The primary advantage of printable ASCII is that it is a fixed alphabet of limited length. Most keyboards have dedicated keys for each of the printable ASCII characters. They may also support other characters, but these will vary, depending on country and manufacturer.
Important properties of an alphabet:
- Fixed
- A relatively small and manageable set of characters
- Ordered
- Writable (with a pen and paper, or with a keyboard)
- Each glyph represents a single character.
The ASCII text encoding contains more characters, but these are non-printing control characters, which do not have individual visible glyphs.

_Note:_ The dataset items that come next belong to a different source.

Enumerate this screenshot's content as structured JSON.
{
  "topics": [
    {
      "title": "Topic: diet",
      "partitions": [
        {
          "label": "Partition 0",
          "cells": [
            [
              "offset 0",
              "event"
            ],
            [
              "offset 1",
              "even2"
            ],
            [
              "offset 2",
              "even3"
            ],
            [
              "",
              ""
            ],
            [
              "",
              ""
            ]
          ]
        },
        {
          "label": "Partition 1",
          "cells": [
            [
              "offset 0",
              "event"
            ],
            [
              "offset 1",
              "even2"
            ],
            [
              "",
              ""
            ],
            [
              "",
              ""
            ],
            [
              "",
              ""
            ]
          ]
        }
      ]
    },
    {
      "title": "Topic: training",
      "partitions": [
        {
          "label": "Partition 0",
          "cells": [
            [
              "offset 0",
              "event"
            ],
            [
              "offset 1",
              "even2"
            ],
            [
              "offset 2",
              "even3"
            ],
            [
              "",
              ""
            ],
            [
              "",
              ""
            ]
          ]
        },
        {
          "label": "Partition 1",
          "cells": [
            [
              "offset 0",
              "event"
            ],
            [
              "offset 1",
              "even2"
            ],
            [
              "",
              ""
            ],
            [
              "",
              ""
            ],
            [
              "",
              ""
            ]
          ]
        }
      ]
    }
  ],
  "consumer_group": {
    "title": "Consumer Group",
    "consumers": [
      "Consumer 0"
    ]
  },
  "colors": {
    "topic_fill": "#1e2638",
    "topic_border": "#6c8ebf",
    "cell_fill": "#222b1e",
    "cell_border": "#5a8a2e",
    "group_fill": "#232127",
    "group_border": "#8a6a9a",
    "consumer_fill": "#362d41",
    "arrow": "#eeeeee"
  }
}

Note: The horizontal tab (HT), the line feed (LF), and the space (SPA) characters are whitespace characters. They are non-printing control characters but they are used to affect the visible layout of the printable text. Most keyboards have dedicated keys for them (usually Tab, Enter, and Space Bar, respectively). I have therefore included them in the "printable ASCII" alphabet.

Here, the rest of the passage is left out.